Section 12.19. Constructing Regexes

12.19. Constructing Regexes

Build complex regular expressions from simpler pieces.

Building a regular expression from the keys of a hash is a special case of a much more general best practice. Most worthwhile regexeseven those for simple tasksare still too tedious or too complicated to code directly. For example, to extract the components of a number, you could write:

    my ($number, $sign, $digits, $exponent)
        = $input =~ m{ (                          # Capture entire number
                         ( [+-]? )                # Capture leading sign (if any)
                         ( \d+ (?: [.] \d*)?      # Capture mantissa: NNN.NNN
                         | [.] \d+                #               or:    .NNN
                         )
                         ( (?:[Ee] [+-]? \d+)? )  # Capture exponent (if any)
                       )
                     }xms;

Even with the comments, that pattern is bordering on unreadable. And checking that it works as advertised is highly non-trivial.

But a regular expression is really just a program, so all the arguments in favour of program decomposition (see Chapter 9) apply to regexes too. In particular, it's often better to decompose a complex regular expression into manageable (named) fragments, like so:


    
    # Build a regex that matches floating point representations...
    Readonly my $DIGITS    => qr{ \d+ (?: [.] \d*)? | [.] \d+         }xms;
    Readonly my $SIGN      => qr{ [+-]                                }xms;
    Readonly my $EXPONENT  => qr{ [Ee] $SIGN? \d+                     }xms;
    Readonly my $NUMBER    => qr{ ( ($SIGN?) ($DIGITS) ($EXPONENT?) ) }xms;

    # and later...

    my ($number, $sign, $digits, $exponent)
        = $input =~ $NUMBER;

Here, the full $NUMBER regex is built up from simpler components ($DIGITS, $SIGN, and $EXPONENT), much in the same way that a full Perl program is built from simpler subroutines. Notice that, once again, refactoring cleans up both the refactored code itself and the place that code is later used.

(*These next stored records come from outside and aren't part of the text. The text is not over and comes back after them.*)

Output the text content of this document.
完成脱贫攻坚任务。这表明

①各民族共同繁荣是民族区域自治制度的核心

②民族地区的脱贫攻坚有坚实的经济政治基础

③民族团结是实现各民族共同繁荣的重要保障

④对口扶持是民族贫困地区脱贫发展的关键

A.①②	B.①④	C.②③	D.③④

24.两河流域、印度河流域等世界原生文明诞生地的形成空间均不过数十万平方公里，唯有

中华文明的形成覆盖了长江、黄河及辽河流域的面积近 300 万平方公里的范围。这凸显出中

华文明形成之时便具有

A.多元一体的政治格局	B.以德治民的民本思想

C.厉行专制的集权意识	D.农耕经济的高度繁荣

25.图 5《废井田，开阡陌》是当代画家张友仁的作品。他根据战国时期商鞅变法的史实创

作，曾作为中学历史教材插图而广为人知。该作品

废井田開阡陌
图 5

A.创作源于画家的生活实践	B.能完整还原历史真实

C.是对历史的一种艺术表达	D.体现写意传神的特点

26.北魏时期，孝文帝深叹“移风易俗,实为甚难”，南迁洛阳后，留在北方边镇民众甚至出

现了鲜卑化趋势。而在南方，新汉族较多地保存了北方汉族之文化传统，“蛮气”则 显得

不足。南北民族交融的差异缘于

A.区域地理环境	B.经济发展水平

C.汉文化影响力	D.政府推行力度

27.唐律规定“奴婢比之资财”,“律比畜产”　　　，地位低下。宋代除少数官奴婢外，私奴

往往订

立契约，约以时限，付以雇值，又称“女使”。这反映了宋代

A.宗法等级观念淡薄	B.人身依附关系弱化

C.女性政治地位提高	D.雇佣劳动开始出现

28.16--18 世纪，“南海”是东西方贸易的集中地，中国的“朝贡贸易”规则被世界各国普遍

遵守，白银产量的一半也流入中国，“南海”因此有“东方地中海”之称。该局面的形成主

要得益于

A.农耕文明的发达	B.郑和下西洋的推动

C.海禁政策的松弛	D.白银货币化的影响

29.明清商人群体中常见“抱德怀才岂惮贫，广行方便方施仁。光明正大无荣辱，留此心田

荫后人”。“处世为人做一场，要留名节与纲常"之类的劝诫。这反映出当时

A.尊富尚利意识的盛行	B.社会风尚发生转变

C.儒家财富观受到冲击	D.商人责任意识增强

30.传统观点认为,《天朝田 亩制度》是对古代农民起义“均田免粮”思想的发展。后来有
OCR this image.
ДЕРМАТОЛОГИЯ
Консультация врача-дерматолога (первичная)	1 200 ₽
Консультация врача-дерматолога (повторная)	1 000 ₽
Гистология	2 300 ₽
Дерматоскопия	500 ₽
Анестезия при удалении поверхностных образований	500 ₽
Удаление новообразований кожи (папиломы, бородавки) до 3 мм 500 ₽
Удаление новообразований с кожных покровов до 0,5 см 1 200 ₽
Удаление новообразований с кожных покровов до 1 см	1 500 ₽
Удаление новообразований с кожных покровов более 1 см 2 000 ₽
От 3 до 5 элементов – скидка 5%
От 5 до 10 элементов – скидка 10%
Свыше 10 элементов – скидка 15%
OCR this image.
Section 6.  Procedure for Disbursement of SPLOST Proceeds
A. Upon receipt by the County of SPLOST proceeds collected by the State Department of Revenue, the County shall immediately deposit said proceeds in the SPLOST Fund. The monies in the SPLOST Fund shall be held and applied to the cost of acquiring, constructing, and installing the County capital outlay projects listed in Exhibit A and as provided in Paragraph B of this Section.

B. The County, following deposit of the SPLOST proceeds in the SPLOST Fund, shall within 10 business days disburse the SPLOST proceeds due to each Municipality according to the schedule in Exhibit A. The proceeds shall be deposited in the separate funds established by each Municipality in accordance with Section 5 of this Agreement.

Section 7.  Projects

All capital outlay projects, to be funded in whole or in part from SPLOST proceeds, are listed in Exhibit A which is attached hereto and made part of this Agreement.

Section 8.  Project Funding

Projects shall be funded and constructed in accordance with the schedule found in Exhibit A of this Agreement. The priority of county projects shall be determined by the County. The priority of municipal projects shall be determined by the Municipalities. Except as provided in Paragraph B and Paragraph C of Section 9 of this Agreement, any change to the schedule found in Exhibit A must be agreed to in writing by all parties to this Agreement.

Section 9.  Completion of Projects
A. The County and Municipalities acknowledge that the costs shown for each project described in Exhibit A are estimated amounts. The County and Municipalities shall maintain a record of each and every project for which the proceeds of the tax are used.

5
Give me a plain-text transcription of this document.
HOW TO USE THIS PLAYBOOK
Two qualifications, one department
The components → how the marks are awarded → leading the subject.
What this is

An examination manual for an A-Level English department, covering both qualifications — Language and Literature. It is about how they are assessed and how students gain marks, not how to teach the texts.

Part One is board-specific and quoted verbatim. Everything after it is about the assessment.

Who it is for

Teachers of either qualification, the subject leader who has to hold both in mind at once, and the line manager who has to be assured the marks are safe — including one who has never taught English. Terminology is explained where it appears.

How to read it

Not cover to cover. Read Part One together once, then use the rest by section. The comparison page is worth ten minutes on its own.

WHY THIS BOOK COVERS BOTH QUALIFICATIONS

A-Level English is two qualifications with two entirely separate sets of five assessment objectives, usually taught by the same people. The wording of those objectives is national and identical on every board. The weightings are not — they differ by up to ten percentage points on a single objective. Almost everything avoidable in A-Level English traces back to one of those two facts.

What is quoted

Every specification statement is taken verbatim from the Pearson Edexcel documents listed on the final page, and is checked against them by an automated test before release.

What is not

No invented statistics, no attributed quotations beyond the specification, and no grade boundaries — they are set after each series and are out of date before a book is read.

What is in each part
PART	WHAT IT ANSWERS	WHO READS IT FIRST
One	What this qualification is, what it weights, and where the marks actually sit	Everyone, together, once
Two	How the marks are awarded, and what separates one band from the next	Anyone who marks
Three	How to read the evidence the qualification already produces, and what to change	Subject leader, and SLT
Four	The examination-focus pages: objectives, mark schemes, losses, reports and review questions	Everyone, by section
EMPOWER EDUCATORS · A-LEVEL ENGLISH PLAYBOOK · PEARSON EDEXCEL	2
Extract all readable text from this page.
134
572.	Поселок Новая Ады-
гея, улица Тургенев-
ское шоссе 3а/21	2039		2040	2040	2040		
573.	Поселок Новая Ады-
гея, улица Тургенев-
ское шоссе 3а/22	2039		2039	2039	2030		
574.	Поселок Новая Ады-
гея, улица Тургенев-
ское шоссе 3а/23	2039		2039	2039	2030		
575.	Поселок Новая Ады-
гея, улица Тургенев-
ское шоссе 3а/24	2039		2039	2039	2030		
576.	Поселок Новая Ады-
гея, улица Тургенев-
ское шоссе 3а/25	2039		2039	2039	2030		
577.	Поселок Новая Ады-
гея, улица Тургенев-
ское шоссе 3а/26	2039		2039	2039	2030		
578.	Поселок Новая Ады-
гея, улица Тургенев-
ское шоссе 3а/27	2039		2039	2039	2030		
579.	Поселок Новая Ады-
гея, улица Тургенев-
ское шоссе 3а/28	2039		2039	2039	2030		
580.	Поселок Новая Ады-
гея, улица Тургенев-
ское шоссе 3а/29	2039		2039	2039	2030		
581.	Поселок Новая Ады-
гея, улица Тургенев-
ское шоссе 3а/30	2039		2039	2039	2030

Note, however, that interpolating qr'd regexes inside other qr'd regexes (as in the previous example) may impose a performance penalty in some cases. That's because when the component regexes are interpolated, they are first decompiled back to strings, then interpolated, and finally recompiled. Unfortunately, the conversion of the individual components back to strings is not optimized, and will sometimes produce less efficient patterns, which are then recompiled into less efficient regexes.

The alternative is to use q{} or qq{} strings to specify the components. Using strings ensures that what you write in a component is exactly what's later interpolated from it:

    
    # Build a regex that matches floating-point representations...
    Readonly my $DIGITS    =>  q{ (?: \d+ (?: [.] \d*)? | [.] \d+   ) };
    Readonly my $SIGN      =>  q{ (?: [+-]                          ) };
    Readonly my $EXPONENT  => qq{ (?: [Ee] $SIGN? \\d+              ) };
    Readonly my $NUMBER    => qr{ ( ($SIGN?) ($DIGITS) ($EXPONENT?) ) }xms;

However, using qr{} instead of strings is still the recommended practice here. Specifying subpatterns in a q{} or qq{} requires very careful attention to the use of escape characters (such as writing \\d in some, but not all, of the components). You must also remember to add an extra (?:...) around each subpattern, to ensure that the final interpolated string is treated as a single item (for example, so the ? in $EXPONENT? applies to the entire exponent subpattern). In contrast, the inside of a qr{} always behaves exactly like the inside of an m{} match, so no arcane metaquoting is required.

If you need to build very complicated regular expressions, you should also look at the Regexp::Assemble CPAN module, which allows you to build regexes in an OO style, and then optimizes the resulting patterns to minimize backtracking. The module can also optionally insert debugging information into the regular expressions it builds, which can be invaluable for highly complex regexes.